Eid Mubarak! Fascinating history of Royal’s biriyani of Kolkata
It all started in 1905, when Lord Curzon divided Bengal. This was the time when Ahmed Hussain, a descendent of Nawab Wazid Ali Shah, a migrant from Lucknow came to Kolkata and opened a small restaurant on the ground floor of a Chitpur Hotel. Today that’s where you still get one of the best biriyani treat of Kolkata --- Royal er Biriyani.
Mutton biriyani
Hussain had gained considerable culinary experience in the royal kitchen of Awadh. By this time, Wajid Ali Shah, who was also a biriyani lover, had introduced the exotic potato in Biriyani and started off the famous Kolkata Biriyani with Aloo in it. Hussain added this and a few more dishes of Awadh, including spicy yellow Pulao, Khushka, Mutton Chaap and Mutton Qalia. After India’s independence, Royal Biryani started featuring authentic Lucknow Biriyani which did not feature potatoes, unlike Kolkata Biryani. In 1971, the growing popularity propelled the owner to arrange a separate seating area on the first floor. However, in 2017, the market pressure and Kolkata’s love for potatoes compelled them to add an option of potato in their biryani.

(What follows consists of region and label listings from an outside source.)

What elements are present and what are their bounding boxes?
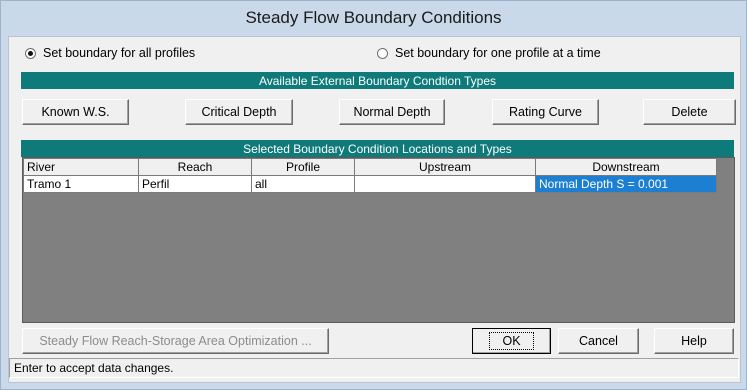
selected-locations-header: Selected Boundary Condition Locations an…: [21, 140, 734, 157]
ok-button-label: OK: [489, 332, 534, 350]
optimization-button[interactable]: Steady Flow Reach-Storage Area Optimizat…: [22, 328, 329, 354]
cell-reach[interactable]: Perfil: [138, 175, 252, 193]
dialog-client: Set boundary for all profiles Set bounda…: [8, 36, 741, 383]
delete-button[interactable]: Delete: [643, 99, 736, 125]
help-button[interactable]: Help: [654, 328, 734, 354]
known-ws-button[interactable]: Known W.S.: [22, 99, 129, 125]
cancel-button[interactable]: Cancel: [558, 328, 639, 354]
radio-one-profile[interactable]: Set boundary for one profile at a time: [377, 43, 601, 63]
available-types-header: Available External Boundary Condtion Typ…: [21, 72, 734, 89]
window-title: Steady Flow Boundary Conditions: [245, 8, 502, 27]
column-header-downstream[interactable]: Downstream: [535, 158, 717, 176]
status-bar: Enter to accept data changes.: [9, 358, 739, 378]
column-header-profile[interactable]: Profile: [251, 158, 355, 176]
cell-profile[interactable]: all: [251, 175, 355, 193]
table-row[interactable]: Tramo 1 Perfil all Normal Depth S = 0.00…: [23, 175, 717, 193]
dialog-window: Steady Flow Boundary Conditions Set boun…: [0, 0, 747, 390]
cell-downstream[interactable]: Normal Depth S = 0.001: [535, 175, 717, 193]
radio-all-profiles[interactable]: Set boundary for all profiles: [25, 43, 195, 63]
cell-upstream[interactable]: [354, 175, 536, 193]
column-header-upstream[interactable]: Upstream: [354, 158, 536, 176]
critical-depth-button[interactable]: Critical Depth: [185, 99, 293, 125]
radio-one-profile-button[interactable]: [377, 47, 388, 59]
cell-river[interactable]: Tramo 1: [23, 175, 139, 193]
normal-depth-button[interactable]: Normal Depth: [339, 99, 445, 125]
column-header-river[interactable]: River: [23, 158, 139, 176]
radio-all-profiles-label: Set boundary for all profiles: [43, 46, 196, 60]
boundary-table: River Reach Profile Upstream Downstream …: [23, 158, 717, 193]
table-header-row: River Reach Profile Upstream Downstream: [23, 158, 717, 176]
radio-all-profiles-button[interactable]: [25, 47, 36, 59]
rating-curve-button[interactable]: Rating Curve: [492, 99, 599, 125]
radio-one-profile-label: Set boundary for one profile at a time: [395, 46, 601, 60]
boundary-grid[interactable]: River Reach Profile Upstream Downstream …: [22, 157, 735, 323]
column-header-reach[interactable]: Reach: [138, 158, 252, 176]
ok-button[interactable]: OK: [472, 328, 551, 354]
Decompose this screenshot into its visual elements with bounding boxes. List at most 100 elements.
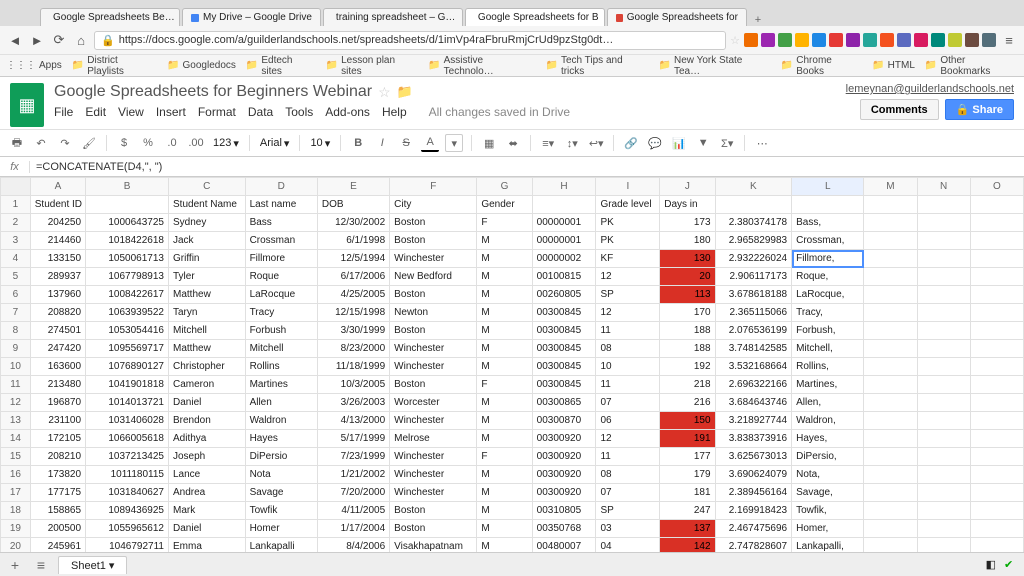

For years, Royal Indian Hotel has been the favourite food-joint for eminent personalities including Satyajit Ray, Uttam Kumar, Khushwant Singh, Raj Kapoor and Ustad Bade Ghulam Ali Khan. The place has always had a loyal clientele owing to the royal essence in every food it creates. Today, it is a two-storied restaurant. The first floor is where you get a real feel of the place. You can also see a part of the kitchen from here. There are separate AC and non-AC sections. If you want to visit there with your family, follow the narrow and steep flight of stairs which takes you to level 2 where there is less of hustle bustle and the seating arrangement is far more comfortable. This place is open every single day from 11am to 10:30pm.
The midday rush at Royal
When it comes to the food, Royal Indian Hotel takes the concept of Mughlai cuisine to an unmatched dimension. Maintaining the true legacy of Rakhabdars of Nawab Wazid Ali Shah, the taste of every dish has a subtle difference when compared to other Kolkata eateries. The taste of the Royal Lucknow Biryani is difficult to be expressed in words. The taste makes words seem superfluous. Royal Biryani has more spices than the usual Kolkata Biryani. Raw meat and koftis are added to the long grains of Basmati and the combination is a paradise for the taste-buds. Much like our beloved Feluda described the Royal Biryani in Satyajit Ray’s Napoleoner Chithi, this truly is a ‘brain tonic’ or food for the soul. The mutton chaap is yet another popular delicacy available here. According to Muhammad Irfan, one of the directors of Royal Indian Hotel, around 300kg of mutton is used every day for making the chaap. The tender meat pieces simply melt in your mouth. The food price also does not create a pocket-pinch. Chicken Rahmi Tikka, Mutton Burra Kabab Fish, Mutton Burra Tikka Kabab and Kabab and Chicken Rashmi are equally good. A plate of Royal’s splendid firni or Shahi tukra after a spicy meal is worth devouring.